Um pouco de História
Em 1945, após os EUA bombardearem as cidades de Hiroshima e Nagasaki, o Japão rendeu-se. O então imperador Hiroito assinou o Ato de Rendição no convés do navio Missouri e fez um pronunciamento pelo rádio em que informava que não era descendente de deuses, exortando os japoneses a “suportar o insuportável”.
Mesmo assim, soldados leais ao Imperador continuaram a lutar na China e nas Filipinas até 1948, por uma rivalidade étnica histórica. Shoichi Yokoi esteve em guerra de 1941 a 1972, quando foi descoberto isolado na ilha de Guam; Hiroo Onoda combateu nas Filipinas até 1974 e só se rendeu quando o governo japonês conseguiu localizar um antigo oficial de Onoda ainda vivo para ordenar-lhe que depusesse as armas [em bom estado e com munição].
Esses soldados sabiam que o Japão perdera a Guerra, mas a sua honra os impeliam a continuar. No Brasil os imigrantes japoneses e descendentes também, só que com a diferença de que aqui poucos na comunidade nipônica sabiam da derrota do Japão.
As raízes desse desconhecimento são um dos temas do livro de Rogério Dezem, que oferece a visão da polícia política brasileira quanto à Shindo-Renmei [Liga do Caminho dos Súditos]. A Shindo-Renmei era uma organização que pregava a vitória do Japão na Guerra e seus membros eram chamados de kachigumi. O grupo mais radical que promovia as sabotagens e ataques era conhecido como tokko-tai [batalhão do vento divino].
Os alvos da Shindo Renmei eram outros japoneses que declaravam que o Japão fôra derrotado e o Imperador, rendido. Esses ficaram conhecidos como makegumi ou “corações sujos”.
O livro
O livro Corações Sujos, do escritor Fernando Morais e lançado no mesmo ano pela Companhia das Letras, é uma boa leitura de introdução ao tema, mas é muito, como direi… “Memórias de Uma Gueixa” demais. Ele entrevistou membros da comunidade japonesa dispostos a falar sobre um assunto tabu, o que é um grande mérito, só que a visão dele ainda é o da pessoa que não entende as diferenças culturais e psicológicas primeiro do estrangeiro, e principalmente do imigrante, por mais que tente ser imparcial.
Já o livro de Rogério Dezem analisa a política racista implementada no Brasil desde a época do Segundo Império e agravada pela Constituição Federal de 1934 para promover a purificação [branqueamento] da raça brasileira. Essa política xenófoba pretendia tornar a vida dos imigrantes tão difícil que eles prefeririam ir embora, ao mesmo tempo em que praticamente impossibilitava a entrada de novas levas não apenas de japoneses, mas de todas as outras etnias não-nórdicas.

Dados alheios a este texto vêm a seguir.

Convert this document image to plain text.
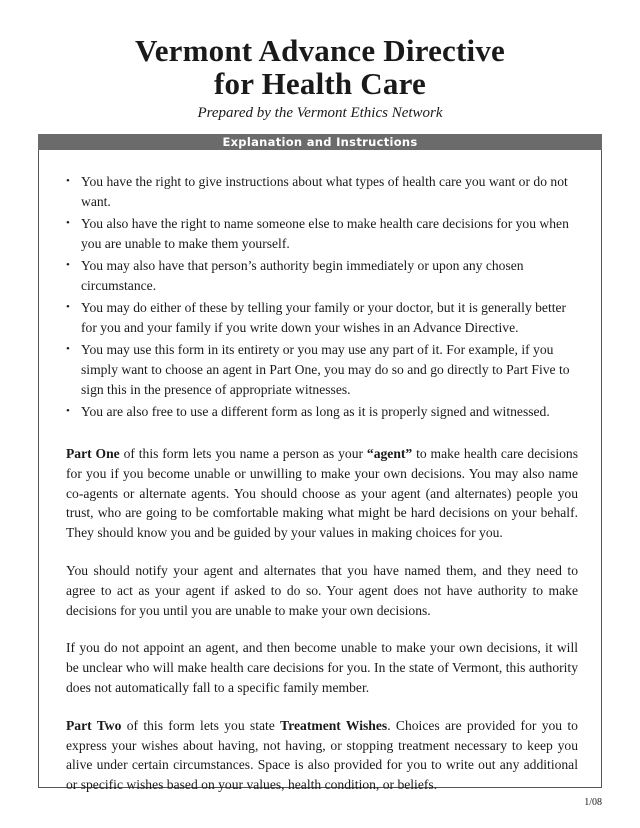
Vermont Advance Directive
for Health Care
Prepared by the Vermont Ethics Network
Explanation and Instructions
• You have the right to give instructions about what types of health care you want or do not want.
• You also have the right to name someone else to make health care decisions for you when you are unable to make them yourself.
• You may also have that person’s authority begin immediately or upon any chosen circumstance.
• You may do either of these by telling your family or your doctor, but it is generally better for you and your family if you write down your wishes in an Advance Directive.
• You may use this form in its entirety or you may use any part of it. For example, if you simply want to choose an agent in Part One, you may do so and go directly to Part Five to sign this in the presence of appropriate witnesses.
• You are also free to use a different form as long as it is properly signed and witnessed.

Part One of this form lets you name a person as your “agent” to make health care decisions for you if you become unable or unwilling to make your own decisions. You may also name co-agents or alternate agents. You should choose as your agent (and alternates) people you trust, who are going to be comfortable making what might be hard decisions on your behalf. They should know you and be guided by your values in making choices for you.

You should notify your agent and alternates that you have named them, and they need to agree to act as your agent if asked to do so. Your agent does not have authority to make decisions for you until you are unable to make your own decisions.

If you do not appoint an agent, and then become unable to make your own decisions, it will be unclear who will make health care decisions for you. In the state of Vermont, this authority does not automatically fall to a specific family member.

Part Two of this form lets you state Treatment Wishes. Choices are provided for you to express your wishes about having, not having, or stopping treatment necessary to keep you alive under certain circumstances. Space is also provided for you to write out any additional or specific wishes based on your values, health condition, or beliefs.

1/08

A colônia japonesa foi a mais afetada porque era a maior colônia de imigrantes na época. Até o Estado-Novo, entretanto, os japoneses não formavam uma “colônia”: havia rivalidades e preconceitos entre gerações e entre nativos de diferentes partes do Japão. Foi a repressão política de Vargas que acabou unindo os japoneses – mais irônico ainda, foi a repressão que forneceu o ambiente ideal para que a Shindo-Renmei pudesse se expandir e obter sucesso na disseminação de boatos!
As escolas, igrejas e clubes japoneses foram fechados; livros e jornais apreendidos e impedidos de circular; aparelhos de rádio de onda curta [que sintonizavam as estações do Japão, como a NHK] apreendidos e lacrados. Era proibido que dois japoneses se reunissem. Isolados no interior, muitos sem saber ler ou falar/ouvir português, oprimidos, era fácil manipular o sentimento da revolta e da saudade de casa nessa situação.
"Nesse mesmo relatório, encontramos várias descrições de fatos que, para a polícia, se prestavam para legitimar as ideias e os estereótipos veiculados na época. Ao descrever os rituais budistas praticados nos cemitérios em homenagem aos familiares mortos na cidade de Bastos, Louseira Rocha considera os japoneses “ingênuos” ao acreditar que as oferendas (comidas, moedas, lembranças) depositadas nos túmulos dos mortos poderiam ser “recolhidas” por eles, sendo prova disso seu “desaparecimento” no jazigo. Na realidade, conclui Louseira, as oferendas eram ”roubadas” pelas crianças brasileiras, que já sabiam desse hábito e que, por uma justa razão, necessitavam dos “apetitosos manjares e de tão reluzentes moedas” muito mais do que os defuntos. O Delegado conclui alegando que a garotada, ao raciocinar e agir dessa forma, “à moda brasileira”, era mais esperta que os japoneses. Essa falta de consideração por certos aspectos da cultura japonesa nos comprova que a maioria das autoridades policiais no interior de São Paulo não tinha a formação necessária para julgar fatos dessa categoria. [p. 45]"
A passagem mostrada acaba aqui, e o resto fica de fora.